Yeager, who was equipped with an especially sensitive version of the device Ernest Hemingway referred to as a “built in, shock-proof s***t detector,” saw right through the New Classical pretense. Instead of perfecting monetarism, by invoking the deux ex machina of instantaneous Walrasian pricing, the New Classical economists managed instead to strip it of its capacity to account for the real consequences of monetary disturbances.

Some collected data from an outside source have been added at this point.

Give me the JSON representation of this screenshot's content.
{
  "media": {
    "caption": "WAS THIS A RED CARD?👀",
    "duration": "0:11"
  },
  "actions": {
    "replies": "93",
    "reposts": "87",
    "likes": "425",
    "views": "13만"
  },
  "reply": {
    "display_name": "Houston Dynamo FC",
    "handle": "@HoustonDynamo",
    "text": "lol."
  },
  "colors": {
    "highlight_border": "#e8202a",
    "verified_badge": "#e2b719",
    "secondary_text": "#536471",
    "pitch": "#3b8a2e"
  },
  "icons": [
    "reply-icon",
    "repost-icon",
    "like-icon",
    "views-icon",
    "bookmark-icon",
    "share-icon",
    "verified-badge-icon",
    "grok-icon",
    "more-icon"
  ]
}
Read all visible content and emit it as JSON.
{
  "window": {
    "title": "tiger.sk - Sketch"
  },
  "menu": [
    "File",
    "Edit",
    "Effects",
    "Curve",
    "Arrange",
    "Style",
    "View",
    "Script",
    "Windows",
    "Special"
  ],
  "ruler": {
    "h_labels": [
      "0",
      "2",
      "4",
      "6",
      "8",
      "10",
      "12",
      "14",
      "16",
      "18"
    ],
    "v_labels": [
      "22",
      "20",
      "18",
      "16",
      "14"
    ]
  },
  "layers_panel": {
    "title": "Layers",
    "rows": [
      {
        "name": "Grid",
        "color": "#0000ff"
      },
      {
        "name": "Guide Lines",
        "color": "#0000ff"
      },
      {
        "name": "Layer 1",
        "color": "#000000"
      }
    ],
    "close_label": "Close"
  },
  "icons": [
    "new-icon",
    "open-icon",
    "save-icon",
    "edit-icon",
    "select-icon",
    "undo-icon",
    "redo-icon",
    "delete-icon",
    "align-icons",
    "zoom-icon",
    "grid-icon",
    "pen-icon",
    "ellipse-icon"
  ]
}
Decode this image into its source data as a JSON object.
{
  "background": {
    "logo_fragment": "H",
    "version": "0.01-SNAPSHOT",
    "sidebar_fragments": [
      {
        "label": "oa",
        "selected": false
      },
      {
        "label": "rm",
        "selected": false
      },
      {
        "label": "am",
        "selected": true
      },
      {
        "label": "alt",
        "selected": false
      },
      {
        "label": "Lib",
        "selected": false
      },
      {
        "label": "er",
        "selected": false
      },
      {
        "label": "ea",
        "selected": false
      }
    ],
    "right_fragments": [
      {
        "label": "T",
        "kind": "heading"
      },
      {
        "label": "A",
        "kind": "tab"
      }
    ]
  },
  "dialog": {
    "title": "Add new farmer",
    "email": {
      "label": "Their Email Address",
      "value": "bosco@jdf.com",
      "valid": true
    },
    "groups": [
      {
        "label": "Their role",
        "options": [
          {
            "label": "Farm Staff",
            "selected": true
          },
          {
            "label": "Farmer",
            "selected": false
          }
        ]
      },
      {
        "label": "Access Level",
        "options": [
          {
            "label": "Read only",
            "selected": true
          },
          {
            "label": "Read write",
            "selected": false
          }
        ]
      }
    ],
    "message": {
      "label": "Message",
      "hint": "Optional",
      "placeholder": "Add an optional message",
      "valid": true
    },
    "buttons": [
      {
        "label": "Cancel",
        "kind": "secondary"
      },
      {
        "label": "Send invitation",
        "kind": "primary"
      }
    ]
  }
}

But while he rejected the “equilibrium always” theorizing of New Classical economists, and understood instead that an economy has to “grope” its way to a new set of equilibrium prices following any major monetary disturbance, Yeager was far from embracing either “Keynesian” or “New Keynesian” economics. While he denied that prices adjust instantly to clear the market for money balances, he was if anything still more adamantly opposed to the “old” Keynesian treatment of the rate of interest as the “price” of money — with its implicit assumption of a parametrically “given” price level. “New” Keynesian models, with their staggered pricing parameters and other devices for simulating “sticky” prices, are no doubt better. But those models’ basic tenets, Yeager pointed out, are in fact neither “New” nor particularly “Keynesian,” having roots that trace back to Classical economics, and having been a feature of old-fashioned Chicago-school thinking since the days of Herbert J. Davenport.
Now that Leland is gone, it cheers me up somewhat to think that future students can still learn from him, and that they might even do it using the collection of his articles I assembled for the purpose. But no amount of exposure to Leland’s writings can suffice to give someone who hasn’t met him a true measure of the man. He had too many facets; and he was, in his peculiar way, infinitely delightful. I thank my lucky stars for having had the chance to know him.
For all his awareness of the drawbacks of “equilibrium always” reasoning in monetary economics, Yeager was far from holding general equilibrium theory in contempt. On the contrary: he insisted, against its (mainly Austrian School) detractors, that it supplied “a necessary background” for monetary analysis as well as an important check against many kinds of fallacious reasoning. Yet Yeager would also have been the first to defend valuable Austrian-school insights against THEIR detractors among more mainstream economists. Yeager was, in short, a scholar remarkably free of partisanship and bias, save one favoring reasonable arguments over unreasonable ones.